Dear Appointed Actuary
As you may know, the Bureau introduced proposed new standard tables of mortality for permanent assurances and self employed retirement annuitants to the profession at a Staple Inn seminar on 7 December 1998 for discussion and consultation. The papers for that seminar are still available on the Institute and Faculty web site. These tables were based on the experience of the 1991-94 quadrennium. At the same time, proposed new projected mortality improvement factors were also presented. A standard table for life office pensioners, based on the same quadrennium, had previously been published in C.M.I.R. 16.
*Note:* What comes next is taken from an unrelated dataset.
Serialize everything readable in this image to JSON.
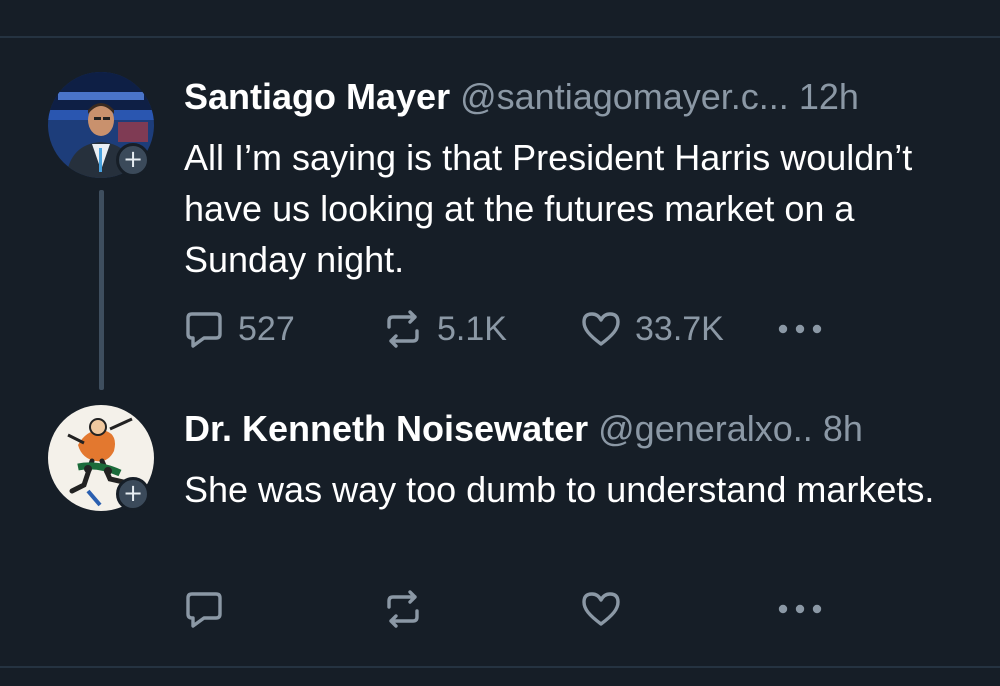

Most of the discussion at the Staple Inn seminar concerned the mortality improvement factors. Some speakers supported the Bureau's proposal while others, persuasively, pointed to the experience of recent years and suggested that a more rapid improvement in mortality should be assumed. Having considered these comments and the newly available sets of ratios of actual to expected deaths amongst life office pensioners for each calendar year from 1992 to 1997, the Bureau has decided to issue revised projection factors. These incorporate a more rapid improvement in mortality in the early years of the projection than was previously the case.
Details of these mortality improvement factors are enclosed with this memo.
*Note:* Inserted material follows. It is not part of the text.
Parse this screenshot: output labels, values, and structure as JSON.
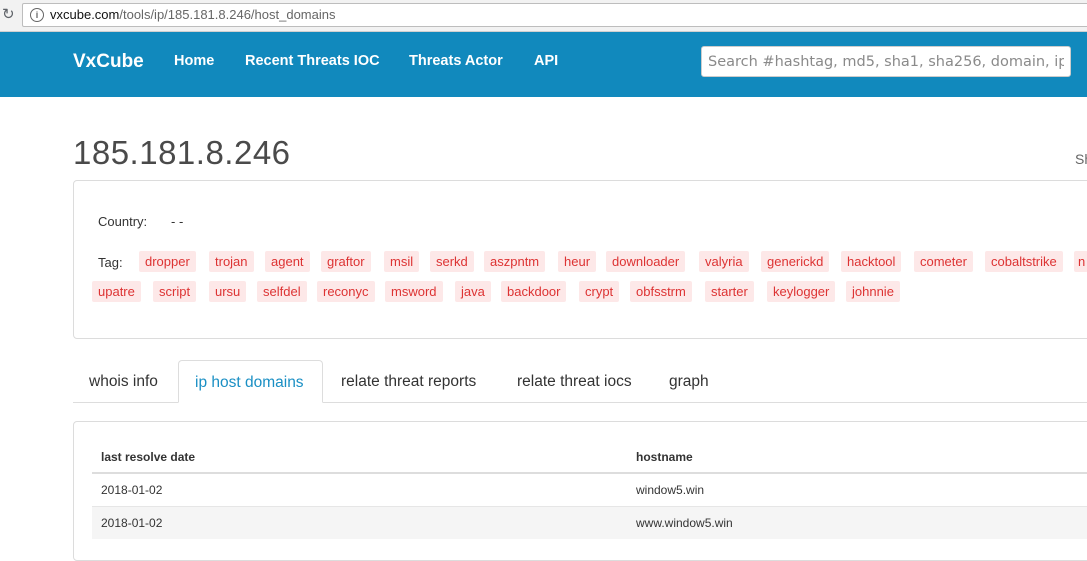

Having considered the situation (and in particular the experience of the last 6 years) the Bureau now recommends that a single set of improvement factors be used for both males and females and for all experiences. It is recognised that this may overstate the future improvement in female rates. However, given that the female amounts pensioner experience looks odd and that it is difficult to know how much weight to give to it, the Bureau feels that its recommendation is reasonable.
Using the enclosed improvement factors and the base mortality table published in C.M.I.R. 16 the following 100A/Es are derived from the life office pensioner experience, for all ages.
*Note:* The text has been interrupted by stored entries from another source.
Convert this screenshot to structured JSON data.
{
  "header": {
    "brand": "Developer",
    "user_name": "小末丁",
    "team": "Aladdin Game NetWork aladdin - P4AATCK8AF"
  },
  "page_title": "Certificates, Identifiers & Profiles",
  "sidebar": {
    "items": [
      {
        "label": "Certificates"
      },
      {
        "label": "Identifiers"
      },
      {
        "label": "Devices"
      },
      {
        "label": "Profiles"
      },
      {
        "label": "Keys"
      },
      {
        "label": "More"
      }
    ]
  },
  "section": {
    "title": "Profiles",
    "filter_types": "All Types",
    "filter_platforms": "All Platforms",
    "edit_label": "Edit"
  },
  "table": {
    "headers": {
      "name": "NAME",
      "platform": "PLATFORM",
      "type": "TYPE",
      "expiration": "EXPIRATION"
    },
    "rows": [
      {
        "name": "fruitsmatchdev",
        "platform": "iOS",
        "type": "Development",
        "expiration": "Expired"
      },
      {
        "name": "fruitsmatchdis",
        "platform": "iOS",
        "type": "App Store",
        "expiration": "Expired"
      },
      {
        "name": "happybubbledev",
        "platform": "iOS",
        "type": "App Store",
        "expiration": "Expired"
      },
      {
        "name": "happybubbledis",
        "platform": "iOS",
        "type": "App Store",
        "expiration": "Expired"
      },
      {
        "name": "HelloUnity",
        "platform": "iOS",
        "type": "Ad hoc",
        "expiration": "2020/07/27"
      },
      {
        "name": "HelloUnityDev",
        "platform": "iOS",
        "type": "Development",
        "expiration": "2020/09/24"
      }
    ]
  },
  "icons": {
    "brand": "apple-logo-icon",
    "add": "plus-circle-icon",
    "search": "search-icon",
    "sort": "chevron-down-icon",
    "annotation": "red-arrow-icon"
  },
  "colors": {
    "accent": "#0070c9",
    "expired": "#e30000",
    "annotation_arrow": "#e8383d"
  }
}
| Year | Male Amounts | Male Lives | Female Amounts | Female Lives |
| 1992 | 101 | 101 | 109 | 107 |
| 1993 | 99 | 102 | 93 | 95 |
| 1994 | 97 | 98 | 100 | 95 |
| 1995 | 104 | 98 | 94 | 100 |
| 1996 | 98 | 95 | 96 | 96 |
| 1997 | 96 | 93 | 93 | 99 |
Full details of the background to these factors will be published in C.M.I.R. 17 later this year and John McCutcheon will be describing this work at the CILA conference on 21 April.
A copy of this letter and its enclosure will be put on the Faculty and Institute Web site.